Pas encore guéri, le PSG va tout de même mieux

FOOTBALLAu-delà de la situation de leur entraîneur, les joueurs parisiens sont en progrès après leur victoire contre Auxerre (3-2)...
Antoine Maes

Antoine Maes

Au PSG, pour la première fois depuis un petit mois, on a pu profiter d’un jour de congé sans avoir à se ronger les ongles à cause d’une contre-performance. Lundi, au lendemain d’une victoire libératrice contre Auxerre (3-2), Mamadou Sakho et consorts étaient donc en RTT, et l’esprit léger. «C’est une victoire qui fait beaucoup de bien au moral. L'équipe est restée soudée, malgré le manque de réussite qui nous habitait ces derniers temps», souffle le capitaine parisien. De réussite, Paris en a encore manqué ce week-end, mais ce n’était pas vraiment le souci majeur ces dernières semaines.

Jérémy Ménez: «Tout n'a pas été parfait mais on a bataillé jusqu'au bout pour l'emporter»

Evidemment, la manière était encore très loin d’être parfaite contre l’AJA. Le PSG a encore traversé quelques sautes de concentration. La défense, qui vient d’encaisser sept buts en trois matchs, a parfois tangué, les joueurs offensifs ont souvent eu du mal à trouver Kevin Gameiro… Mais c’est l’état d’esprit qui a changé. Le contraste était d’ailleurs flagrant entre la débandade de Salzbourg (2-0), et l’implication dominicale. «C'est avant tout une belle réaction de l'ensemble du groupe, même si cela n'a pas été facile. Tout n'a pas été parfait mais on a bataillé jusqu'au bout pour l'emporter», remarque Jérémy Ménez, auteur du 2000e de l’histoire du PSG en première division.

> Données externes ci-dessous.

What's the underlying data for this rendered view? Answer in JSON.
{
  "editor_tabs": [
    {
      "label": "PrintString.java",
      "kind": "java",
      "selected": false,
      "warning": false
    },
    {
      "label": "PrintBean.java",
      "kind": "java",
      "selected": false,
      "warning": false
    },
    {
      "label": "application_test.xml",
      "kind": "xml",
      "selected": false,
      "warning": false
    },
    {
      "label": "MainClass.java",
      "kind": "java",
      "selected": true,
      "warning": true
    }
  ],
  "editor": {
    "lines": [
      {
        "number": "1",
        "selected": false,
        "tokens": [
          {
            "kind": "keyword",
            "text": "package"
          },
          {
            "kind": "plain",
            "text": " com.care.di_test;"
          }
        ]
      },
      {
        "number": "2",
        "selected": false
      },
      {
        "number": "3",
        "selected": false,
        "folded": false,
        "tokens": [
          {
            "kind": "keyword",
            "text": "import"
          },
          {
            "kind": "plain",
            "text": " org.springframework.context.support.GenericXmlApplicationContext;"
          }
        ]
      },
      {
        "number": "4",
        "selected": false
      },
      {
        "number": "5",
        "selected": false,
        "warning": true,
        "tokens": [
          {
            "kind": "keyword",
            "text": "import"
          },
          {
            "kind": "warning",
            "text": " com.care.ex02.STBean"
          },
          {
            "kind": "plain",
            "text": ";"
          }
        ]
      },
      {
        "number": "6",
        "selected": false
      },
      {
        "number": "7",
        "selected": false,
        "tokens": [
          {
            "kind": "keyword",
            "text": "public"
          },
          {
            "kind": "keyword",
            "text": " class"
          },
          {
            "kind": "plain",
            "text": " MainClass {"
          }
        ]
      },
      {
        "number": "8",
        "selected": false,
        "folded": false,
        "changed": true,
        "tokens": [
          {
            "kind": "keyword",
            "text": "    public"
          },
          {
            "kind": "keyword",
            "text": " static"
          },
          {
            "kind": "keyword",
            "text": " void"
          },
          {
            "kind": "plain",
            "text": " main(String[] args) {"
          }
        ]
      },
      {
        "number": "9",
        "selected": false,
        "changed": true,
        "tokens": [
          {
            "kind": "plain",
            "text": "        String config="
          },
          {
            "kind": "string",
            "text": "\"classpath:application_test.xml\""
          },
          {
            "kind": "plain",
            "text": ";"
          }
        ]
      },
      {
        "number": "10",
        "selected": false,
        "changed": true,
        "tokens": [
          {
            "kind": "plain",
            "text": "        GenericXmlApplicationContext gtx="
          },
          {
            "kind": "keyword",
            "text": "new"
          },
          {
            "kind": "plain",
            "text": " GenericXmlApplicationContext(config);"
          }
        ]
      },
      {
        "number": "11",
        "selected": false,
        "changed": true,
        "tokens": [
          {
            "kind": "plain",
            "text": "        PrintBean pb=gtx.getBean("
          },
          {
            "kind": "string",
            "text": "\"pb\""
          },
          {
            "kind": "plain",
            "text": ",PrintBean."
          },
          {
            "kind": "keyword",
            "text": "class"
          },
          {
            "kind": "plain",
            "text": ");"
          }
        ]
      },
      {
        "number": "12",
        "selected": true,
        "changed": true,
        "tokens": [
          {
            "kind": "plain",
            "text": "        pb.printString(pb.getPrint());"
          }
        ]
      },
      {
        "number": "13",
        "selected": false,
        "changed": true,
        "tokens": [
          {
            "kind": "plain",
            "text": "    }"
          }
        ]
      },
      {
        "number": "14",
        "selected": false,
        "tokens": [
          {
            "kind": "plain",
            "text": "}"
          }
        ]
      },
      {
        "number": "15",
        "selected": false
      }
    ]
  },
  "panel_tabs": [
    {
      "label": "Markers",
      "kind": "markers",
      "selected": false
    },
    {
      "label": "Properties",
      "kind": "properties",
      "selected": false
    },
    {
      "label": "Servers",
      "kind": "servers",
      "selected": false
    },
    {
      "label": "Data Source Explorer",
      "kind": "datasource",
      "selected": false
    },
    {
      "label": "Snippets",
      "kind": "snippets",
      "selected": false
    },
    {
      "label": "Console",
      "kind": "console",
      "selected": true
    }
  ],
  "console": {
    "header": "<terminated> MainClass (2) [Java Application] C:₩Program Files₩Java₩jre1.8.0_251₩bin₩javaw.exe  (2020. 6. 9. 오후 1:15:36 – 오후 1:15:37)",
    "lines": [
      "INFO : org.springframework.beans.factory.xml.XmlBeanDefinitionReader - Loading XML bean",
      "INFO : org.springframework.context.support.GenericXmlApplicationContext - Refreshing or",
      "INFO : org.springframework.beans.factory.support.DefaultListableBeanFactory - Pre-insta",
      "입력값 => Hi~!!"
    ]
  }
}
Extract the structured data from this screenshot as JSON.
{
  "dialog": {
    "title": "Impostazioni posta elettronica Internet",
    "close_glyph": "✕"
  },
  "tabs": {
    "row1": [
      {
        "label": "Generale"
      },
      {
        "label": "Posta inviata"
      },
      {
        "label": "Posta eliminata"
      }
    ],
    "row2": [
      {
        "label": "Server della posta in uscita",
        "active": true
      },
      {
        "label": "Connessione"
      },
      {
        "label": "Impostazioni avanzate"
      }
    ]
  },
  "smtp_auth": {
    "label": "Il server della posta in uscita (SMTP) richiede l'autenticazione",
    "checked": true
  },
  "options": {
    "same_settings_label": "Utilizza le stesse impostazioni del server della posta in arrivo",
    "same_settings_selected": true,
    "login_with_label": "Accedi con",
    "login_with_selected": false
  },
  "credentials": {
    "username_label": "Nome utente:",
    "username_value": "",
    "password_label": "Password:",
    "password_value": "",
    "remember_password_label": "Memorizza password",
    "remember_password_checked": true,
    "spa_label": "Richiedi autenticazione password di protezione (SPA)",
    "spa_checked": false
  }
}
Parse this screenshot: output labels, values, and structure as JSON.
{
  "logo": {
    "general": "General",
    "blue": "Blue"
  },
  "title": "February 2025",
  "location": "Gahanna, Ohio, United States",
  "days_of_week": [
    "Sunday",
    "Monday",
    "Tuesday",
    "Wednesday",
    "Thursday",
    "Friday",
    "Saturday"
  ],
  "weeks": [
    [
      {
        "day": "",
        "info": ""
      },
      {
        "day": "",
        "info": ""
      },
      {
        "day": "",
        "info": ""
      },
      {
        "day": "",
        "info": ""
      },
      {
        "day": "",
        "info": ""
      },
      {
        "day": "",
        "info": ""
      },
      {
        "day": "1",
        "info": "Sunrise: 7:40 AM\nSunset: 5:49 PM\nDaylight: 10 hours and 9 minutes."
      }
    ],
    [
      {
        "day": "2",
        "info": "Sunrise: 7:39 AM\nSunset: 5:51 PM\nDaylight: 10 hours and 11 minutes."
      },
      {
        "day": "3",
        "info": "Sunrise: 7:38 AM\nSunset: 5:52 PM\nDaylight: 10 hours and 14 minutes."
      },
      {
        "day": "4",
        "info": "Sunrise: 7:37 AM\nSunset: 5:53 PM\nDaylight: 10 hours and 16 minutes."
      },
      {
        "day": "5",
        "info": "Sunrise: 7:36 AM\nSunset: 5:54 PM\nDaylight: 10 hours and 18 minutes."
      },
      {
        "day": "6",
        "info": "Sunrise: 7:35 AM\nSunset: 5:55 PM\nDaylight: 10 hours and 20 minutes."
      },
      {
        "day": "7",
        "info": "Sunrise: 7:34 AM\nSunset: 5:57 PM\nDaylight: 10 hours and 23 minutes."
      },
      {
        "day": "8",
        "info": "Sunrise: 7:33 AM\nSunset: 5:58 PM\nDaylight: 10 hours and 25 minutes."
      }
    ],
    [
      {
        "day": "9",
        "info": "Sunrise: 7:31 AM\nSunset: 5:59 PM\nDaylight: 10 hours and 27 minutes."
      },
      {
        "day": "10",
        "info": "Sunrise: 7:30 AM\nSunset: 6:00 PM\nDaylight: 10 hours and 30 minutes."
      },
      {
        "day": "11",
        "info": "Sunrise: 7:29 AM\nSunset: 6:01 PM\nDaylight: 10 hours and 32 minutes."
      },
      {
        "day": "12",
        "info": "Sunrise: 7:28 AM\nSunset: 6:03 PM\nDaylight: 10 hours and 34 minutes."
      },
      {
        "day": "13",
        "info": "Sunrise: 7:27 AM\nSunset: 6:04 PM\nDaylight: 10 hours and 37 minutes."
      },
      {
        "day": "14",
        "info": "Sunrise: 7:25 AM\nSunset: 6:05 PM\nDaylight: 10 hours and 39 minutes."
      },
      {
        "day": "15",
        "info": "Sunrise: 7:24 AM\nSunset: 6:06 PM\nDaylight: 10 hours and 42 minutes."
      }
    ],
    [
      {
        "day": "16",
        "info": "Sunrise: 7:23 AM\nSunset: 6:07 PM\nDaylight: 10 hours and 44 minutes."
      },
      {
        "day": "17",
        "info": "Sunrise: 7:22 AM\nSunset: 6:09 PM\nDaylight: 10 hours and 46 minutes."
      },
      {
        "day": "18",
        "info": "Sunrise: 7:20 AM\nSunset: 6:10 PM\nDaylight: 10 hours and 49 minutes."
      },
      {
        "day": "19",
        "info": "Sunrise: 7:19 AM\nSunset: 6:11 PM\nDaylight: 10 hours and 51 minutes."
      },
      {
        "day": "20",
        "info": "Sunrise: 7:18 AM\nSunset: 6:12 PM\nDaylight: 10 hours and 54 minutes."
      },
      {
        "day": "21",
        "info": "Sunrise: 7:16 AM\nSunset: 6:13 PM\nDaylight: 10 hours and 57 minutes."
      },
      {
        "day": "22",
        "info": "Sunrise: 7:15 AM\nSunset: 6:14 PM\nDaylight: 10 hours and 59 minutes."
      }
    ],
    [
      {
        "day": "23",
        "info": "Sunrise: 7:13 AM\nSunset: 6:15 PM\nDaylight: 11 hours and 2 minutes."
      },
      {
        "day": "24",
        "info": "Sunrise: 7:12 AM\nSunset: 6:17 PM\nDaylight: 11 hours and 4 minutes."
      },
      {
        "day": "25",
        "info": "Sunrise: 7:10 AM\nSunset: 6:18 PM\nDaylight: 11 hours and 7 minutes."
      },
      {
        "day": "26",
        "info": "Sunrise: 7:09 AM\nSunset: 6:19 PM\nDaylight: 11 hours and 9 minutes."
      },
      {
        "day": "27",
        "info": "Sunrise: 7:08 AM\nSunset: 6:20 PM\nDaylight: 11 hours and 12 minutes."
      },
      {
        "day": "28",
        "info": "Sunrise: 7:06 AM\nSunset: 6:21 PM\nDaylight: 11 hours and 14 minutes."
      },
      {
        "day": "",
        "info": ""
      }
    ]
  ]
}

Ce changement d’attitude s’est amorcé dès la mise au vert, à Versailles, où les cadres de l’équipe ont beaucoup discuté pour enrayer la spirale négative. Et pas uniquement pour sauver la place d’Antoine Kombouaré. «Si on a gagné, c’est parce que les joueurs ont su faire abstraction de ce qui se dit sur le club et sur ma situation», assure le coach lui-même. Au final, si le renouveau parisien se confirme, Paris aura grandi dans la difficulté. «Peut-être que ces trois revers de suite nous serviront dans un futur proche», espère Jérémy Ménez. Et dès samedi à Sochaux, si possible.